Hoffnung für Opel: Ab heute wird wieder gearbeitet und über Zukunft verhandelt

  • Rüsselsheim stand wegen Streik im Werk Bochum
  • GM will bis 2006 insgesamt 12.000 Stellen einsparen

In allen europäischen Opel-Werken wird wieder gearbeitet. "Die Produktion an den Standorten läuft normal", sagte ein Opel-Sprecher am Montag in Rüsselsheim.
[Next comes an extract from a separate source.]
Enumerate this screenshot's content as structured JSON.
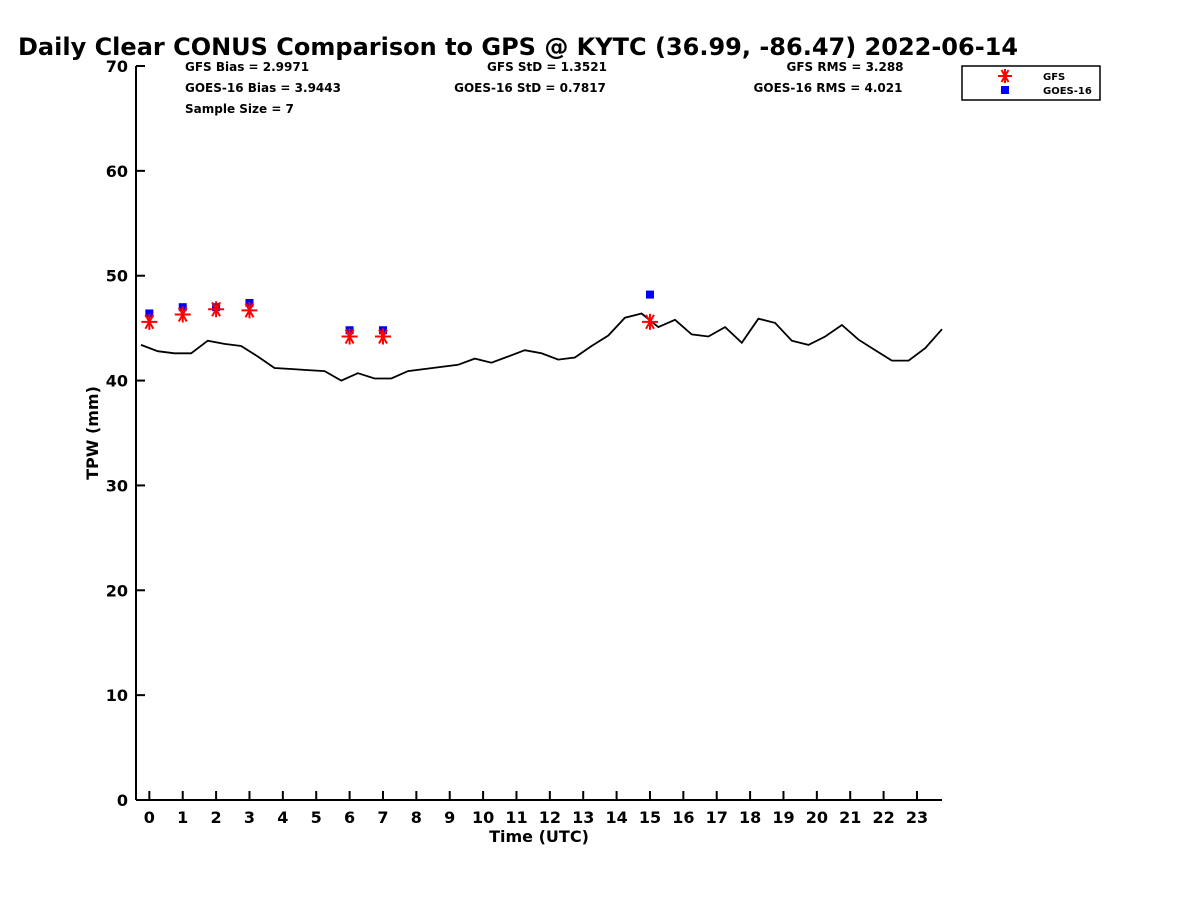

Mit Beginn der Frühschicht um 5.45 Uhr hatten im Rüsselsheimer Stammwerk die Opel-Mitarbeiter nach knapp einer Woche Zwangspause die Arbeit wieder aufgenommen.

Nach einem mehrtägigen wilden Streik der Opel-Mitarbeiter in Bochum gegen das geplante radikale Sparprogramm der Mutter General Motors (GM) musste die Vectra-Fertigung in Rüsselsheim in der vergangenen Woche wegen fehlender Zulieferungen gestoppt werden. Auch in den Werken Antwerpen und dem britischen Ellesmere Port waren die Bänder aus Mangel an Teilen abgeschaltet worden. Dort werde nun wieder normal gearbeitet. Den entstandenen Schaden konnte der Sprecher nicht beziffern.

Verhandlungen fortgesetzt
In Rüsselsheim setzten Gesamtbetriebsrat und GM-Vertreter unterdessen ihre Verhandlungen über den radikalen Sanierungsplan fort. Mit einem Ergebnis sei erst in einigen Wochen zu rechnen, sagte der Opel-Sprecher. Das Sanierungsprogramm soll die Kosten um jährlich 500 Mio. Euro senken. Zudem will GM bis 2006 europaweit 12.000 Stellen abbauen, davon 10.000 - fast jeden dritten - in Deutschland. Ziel sei es nach wie vor, Werksschließungen und betriebsbedingte Kündigungen zu vermeiden, hieß es.